Targeting regime security organs and power centers:

  • Weakens the oppressor, not the nation
  • Reduces the regime’s ability to massacre civilians
  • Aligns external action with internal popular will

For decades, Western hesitation has been justified by fear of “rallying Iranians around the flag.” That logic no longer holds. The Iranian street increasingly sees the regime—not foreign powers—as the primary enemy.

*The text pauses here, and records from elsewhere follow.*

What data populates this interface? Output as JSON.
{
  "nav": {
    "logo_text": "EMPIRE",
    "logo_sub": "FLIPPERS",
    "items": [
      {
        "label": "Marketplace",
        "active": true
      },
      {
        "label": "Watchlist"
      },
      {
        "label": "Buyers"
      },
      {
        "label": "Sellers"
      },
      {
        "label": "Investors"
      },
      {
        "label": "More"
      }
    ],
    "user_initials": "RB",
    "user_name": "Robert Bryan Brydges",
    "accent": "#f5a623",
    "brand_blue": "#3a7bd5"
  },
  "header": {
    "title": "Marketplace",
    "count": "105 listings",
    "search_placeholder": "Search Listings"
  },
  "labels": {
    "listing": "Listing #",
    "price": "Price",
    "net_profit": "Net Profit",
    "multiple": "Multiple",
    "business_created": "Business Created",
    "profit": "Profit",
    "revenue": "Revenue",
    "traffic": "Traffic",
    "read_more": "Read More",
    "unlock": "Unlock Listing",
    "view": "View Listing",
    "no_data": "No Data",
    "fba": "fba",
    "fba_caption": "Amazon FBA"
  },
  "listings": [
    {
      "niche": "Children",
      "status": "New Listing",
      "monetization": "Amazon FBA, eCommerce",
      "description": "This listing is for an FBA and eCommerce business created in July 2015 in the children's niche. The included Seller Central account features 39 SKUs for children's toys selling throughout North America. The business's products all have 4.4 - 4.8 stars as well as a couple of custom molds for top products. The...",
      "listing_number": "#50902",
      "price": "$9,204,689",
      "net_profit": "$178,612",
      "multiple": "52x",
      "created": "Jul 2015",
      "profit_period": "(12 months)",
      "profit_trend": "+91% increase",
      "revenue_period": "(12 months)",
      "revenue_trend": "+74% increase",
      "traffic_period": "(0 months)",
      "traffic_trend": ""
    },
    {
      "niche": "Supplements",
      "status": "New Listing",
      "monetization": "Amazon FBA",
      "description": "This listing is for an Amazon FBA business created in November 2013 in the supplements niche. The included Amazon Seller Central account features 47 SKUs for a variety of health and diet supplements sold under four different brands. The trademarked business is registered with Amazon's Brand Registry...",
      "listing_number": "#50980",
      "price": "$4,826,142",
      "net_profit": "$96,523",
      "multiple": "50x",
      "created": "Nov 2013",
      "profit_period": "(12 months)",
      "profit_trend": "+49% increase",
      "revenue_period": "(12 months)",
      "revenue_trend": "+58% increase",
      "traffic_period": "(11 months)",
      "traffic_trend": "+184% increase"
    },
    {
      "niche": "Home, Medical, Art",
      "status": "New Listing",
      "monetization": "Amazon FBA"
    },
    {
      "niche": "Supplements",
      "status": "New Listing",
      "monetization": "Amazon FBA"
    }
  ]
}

Israel and the U.S. as Enablers, Not Occupiers

Neither Israel nor the United States needs to occupy Iran, administer it, or design its future. Their role would be narrower and more realistic:

  • Shatter the regime’s security backbone
  • Deter mass slaughter
  • Let Iranians finish the job themselves

This approach recognizes a fundamental reality: revolutions succeed when the balance of fear shifts. Once the people fear the regime less than the regime fears losing control, collapse becomes possible.

Conclusion: Force as a Gateway to Freedom

The Islamic Republic has survived because it has convinced its people that resistance is futile. Carefully calibrated strikes against the regime’s instruments of repression could finally destroy that illusion.

In such a scenario, bombs would not replace protest—they would empower it. The fall of the mullahs would not be imposed from outside, but unlocked from within.

The choice before Washington and Jerusalem is stark: continue watching heroic protests be crushed one cycle at a time, or reshape the battlefield so that the Iranian people can at last decide their own future.